The agency tasked with policing domestic culture and thwarting the influence of other nations–particularly Western influence–is the Revolutionary Guards Corp, and they’ve recently named an unlikely threat to national security: Kim Kardashian, and her weapons of mass destruction seduction.
They’re extremely concerned about Kardashian’s social media popularity; so much so, they’ve accused Kim of being a secret agent.
A report from the Iran Wire featured the Guards’ Organized Cyberspace Crimes Unit accusing Kim K of working for Instagram as part of an intricate and villainous plot to “target young people and women,” corrupting them with seductive photos that depict a lifestyle at odds with Islamic values.
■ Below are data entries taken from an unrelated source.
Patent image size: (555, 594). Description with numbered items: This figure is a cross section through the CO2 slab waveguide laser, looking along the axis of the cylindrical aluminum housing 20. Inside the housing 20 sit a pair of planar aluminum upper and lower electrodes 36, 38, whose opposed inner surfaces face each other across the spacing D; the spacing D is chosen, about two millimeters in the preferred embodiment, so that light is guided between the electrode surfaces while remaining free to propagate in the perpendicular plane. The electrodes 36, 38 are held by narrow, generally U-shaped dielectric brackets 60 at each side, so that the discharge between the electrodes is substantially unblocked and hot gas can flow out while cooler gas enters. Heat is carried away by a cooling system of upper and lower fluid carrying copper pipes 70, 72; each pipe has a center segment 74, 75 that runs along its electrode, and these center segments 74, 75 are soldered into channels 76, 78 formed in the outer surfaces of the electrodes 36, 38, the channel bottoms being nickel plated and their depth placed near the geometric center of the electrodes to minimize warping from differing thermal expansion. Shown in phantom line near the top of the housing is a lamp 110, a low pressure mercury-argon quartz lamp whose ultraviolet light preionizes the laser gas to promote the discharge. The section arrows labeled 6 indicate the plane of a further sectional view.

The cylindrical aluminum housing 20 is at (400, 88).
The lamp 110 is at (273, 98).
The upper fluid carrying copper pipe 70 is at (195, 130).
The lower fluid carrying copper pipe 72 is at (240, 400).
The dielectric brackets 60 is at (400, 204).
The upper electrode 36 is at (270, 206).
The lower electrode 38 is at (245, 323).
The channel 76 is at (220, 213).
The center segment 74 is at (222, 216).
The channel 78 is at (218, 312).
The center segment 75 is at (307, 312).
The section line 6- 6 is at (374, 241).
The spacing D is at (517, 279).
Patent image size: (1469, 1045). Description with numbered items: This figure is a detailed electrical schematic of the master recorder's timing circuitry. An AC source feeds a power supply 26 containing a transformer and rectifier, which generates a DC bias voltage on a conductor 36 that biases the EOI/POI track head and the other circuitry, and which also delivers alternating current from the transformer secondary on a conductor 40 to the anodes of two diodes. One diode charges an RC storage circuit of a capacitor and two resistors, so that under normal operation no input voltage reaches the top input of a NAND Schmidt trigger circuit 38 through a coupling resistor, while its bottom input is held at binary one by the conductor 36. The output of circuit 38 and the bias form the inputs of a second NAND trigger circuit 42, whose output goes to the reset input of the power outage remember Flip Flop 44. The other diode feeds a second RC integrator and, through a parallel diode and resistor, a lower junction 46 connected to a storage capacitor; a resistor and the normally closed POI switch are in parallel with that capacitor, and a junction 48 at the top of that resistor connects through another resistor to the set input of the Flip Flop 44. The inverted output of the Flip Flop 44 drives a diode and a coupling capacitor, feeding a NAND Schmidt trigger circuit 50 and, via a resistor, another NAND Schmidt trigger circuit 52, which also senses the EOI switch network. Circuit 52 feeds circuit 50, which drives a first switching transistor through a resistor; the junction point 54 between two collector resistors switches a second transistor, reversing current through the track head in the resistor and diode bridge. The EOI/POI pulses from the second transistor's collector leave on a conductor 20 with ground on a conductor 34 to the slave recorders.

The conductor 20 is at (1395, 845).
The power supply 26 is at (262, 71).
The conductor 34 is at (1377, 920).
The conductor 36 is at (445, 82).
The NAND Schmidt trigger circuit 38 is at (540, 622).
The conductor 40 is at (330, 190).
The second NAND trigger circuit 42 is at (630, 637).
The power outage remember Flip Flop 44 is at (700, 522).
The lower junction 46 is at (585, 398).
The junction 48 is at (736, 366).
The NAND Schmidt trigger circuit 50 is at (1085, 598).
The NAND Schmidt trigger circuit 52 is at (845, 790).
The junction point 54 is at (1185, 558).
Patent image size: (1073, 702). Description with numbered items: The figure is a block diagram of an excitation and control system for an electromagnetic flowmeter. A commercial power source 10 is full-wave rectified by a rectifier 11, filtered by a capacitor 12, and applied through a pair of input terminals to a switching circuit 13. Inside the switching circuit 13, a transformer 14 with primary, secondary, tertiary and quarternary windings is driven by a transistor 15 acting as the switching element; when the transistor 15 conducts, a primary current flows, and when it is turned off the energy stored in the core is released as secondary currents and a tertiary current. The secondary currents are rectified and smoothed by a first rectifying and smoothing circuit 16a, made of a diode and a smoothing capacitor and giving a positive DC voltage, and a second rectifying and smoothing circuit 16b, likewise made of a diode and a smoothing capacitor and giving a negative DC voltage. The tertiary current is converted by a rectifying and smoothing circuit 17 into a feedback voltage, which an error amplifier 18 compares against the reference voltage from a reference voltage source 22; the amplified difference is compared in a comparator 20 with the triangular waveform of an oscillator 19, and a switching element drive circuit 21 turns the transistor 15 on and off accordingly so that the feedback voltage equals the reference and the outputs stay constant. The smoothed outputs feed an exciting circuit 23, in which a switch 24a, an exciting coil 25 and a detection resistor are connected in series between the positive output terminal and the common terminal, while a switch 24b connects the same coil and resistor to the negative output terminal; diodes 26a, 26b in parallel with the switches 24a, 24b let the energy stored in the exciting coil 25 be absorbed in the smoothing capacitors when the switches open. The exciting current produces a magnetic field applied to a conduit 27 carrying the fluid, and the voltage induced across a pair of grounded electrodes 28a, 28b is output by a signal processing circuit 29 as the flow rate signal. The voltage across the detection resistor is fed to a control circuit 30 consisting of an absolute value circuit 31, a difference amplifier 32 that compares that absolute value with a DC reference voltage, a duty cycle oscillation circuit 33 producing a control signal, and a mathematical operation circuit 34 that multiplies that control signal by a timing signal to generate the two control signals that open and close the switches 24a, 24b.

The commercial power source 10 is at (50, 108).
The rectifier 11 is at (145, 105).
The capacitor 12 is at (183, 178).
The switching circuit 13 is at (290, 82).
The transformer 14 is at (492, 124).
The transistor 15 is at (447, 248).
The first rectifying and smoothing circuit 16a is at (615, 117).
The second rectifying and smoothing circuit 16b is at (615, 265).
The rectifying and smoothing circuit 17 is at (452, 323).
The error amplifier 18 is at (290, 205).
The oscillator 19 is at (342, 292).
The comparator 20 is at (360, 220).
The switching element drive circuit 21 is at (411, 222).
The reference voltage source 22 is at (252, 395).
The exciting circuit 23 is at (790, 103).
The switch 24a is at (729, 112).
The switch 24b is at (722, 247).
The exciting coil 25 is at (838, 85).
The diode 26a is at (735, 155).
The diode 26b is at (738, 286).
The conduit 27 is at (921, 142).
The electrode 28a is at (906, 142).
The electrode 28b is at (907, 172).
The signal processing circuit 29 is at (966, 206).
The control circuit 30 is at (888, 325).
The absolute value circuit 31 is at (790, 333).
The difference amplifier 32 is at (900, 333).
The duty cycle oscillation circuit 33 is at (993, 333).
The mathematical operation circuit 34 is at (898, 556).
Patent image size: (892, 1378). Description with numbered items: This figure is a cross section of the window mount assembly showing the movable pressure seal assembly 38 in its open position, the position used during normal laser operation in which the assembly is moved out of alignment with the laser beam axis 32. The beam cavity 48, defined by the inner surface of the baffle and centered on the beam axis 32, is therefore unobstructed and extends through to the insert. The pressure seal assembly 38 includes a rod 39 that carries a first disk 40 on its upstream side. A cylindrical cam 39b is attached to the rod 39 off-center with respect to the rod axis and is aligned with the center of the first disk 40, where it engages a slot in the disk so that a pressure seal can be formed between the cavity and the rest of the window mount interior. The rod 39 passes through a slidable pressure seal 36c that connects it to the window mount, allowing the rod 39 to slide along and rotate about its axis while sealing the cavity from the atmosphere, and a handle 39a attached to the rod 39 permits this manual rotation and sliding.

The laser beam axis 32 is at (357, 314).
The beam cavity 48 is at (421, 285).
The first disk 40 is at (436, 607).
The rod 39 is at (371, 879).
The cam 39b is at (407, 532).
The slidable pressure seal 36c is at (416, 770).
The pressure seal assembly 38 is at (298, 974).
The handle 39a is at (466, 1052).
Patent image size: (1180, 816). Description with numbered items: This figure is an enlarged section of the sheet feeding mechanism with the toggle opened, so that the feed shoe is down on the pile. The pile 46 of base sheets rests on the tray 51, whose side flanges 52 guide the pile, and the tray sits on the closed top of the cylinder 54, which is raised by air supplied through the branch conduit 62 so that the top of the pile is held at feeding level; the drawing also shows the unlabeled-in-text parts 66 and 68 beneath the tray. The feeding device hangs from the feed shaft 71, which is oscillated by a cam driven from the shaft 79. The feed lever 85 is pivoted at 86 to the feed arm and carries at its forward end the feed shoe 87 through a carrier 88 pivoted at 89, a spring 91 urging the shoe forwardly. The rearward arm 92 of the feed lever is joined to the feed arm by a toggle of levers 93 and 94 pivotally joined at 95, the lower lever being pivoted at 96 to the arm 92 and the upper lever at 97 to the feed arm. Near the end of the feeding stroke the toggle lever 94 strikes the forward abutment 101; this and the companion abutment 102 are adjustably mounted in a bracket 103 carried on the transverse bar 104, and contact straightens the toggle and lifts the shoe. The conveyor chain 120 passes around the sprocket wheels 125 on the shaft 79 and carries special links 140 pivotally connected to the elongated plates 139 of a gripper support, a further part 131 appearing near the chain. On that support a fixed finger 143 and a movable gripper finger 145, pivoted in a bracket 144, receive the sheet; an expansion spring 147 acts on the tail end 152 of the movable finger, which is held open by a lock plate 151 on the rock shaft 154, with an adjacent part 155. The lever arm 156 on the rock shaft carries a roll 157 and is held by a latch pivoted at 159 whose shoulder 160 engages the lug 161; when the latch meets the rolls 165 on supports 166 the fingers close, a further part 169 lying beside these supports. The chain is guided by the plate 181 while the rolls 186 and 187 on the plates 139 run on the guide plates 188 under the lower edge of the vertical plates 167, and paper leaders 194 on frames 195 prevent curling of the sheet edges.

The spokesman for the group, Mostafa Alizadeh, took to an Iranian news program to further speak of Iran’s disdain for Kim and all things Kardashian. “Ms. Kim Kardashian is a popular fashion model, so Instagram’s C.E.O. tells her, ‘Make this native.’ There is no doubt that financial support is involved as well. We are taking this very seriously.”
Kardashian’s paternal grandparents were Armenian immigrants; Armenia shares a border with Iran.
Instagram declined to comment on the incident.
Although the idea of “secret agent” Kim Kardashian is absurdly laughable, and sounds like a joke, social media mis-steps are no laughing matter in Iran.
Recently, one famous Iranian entertainer was featured in what looks to be a forced confession, and the Revolutionary Guards say they’ve targeted 170 individuals–makeup artists, photographers, models, and others–for their immodest social media content. Twenty-nine of the 170 individuals are slated for prosecution.
This comes as part of what the Cyberspace Crimes Unit calls “Operation Spider 2,” a long-standing effort to eliminate what Iran considers to be illicit Instagram and Facebook use. The Iran Wire reports that the Cyberspace Crimes Unit has claimed to arrest the individuals behind over 350 Facebook pages that were “promoting a culture of promiscuity, weakening and rejecting the institution of family, ridiculing religious values and beliefs, promoting relationships outside moral rules, and publishing the private pictures of young women.”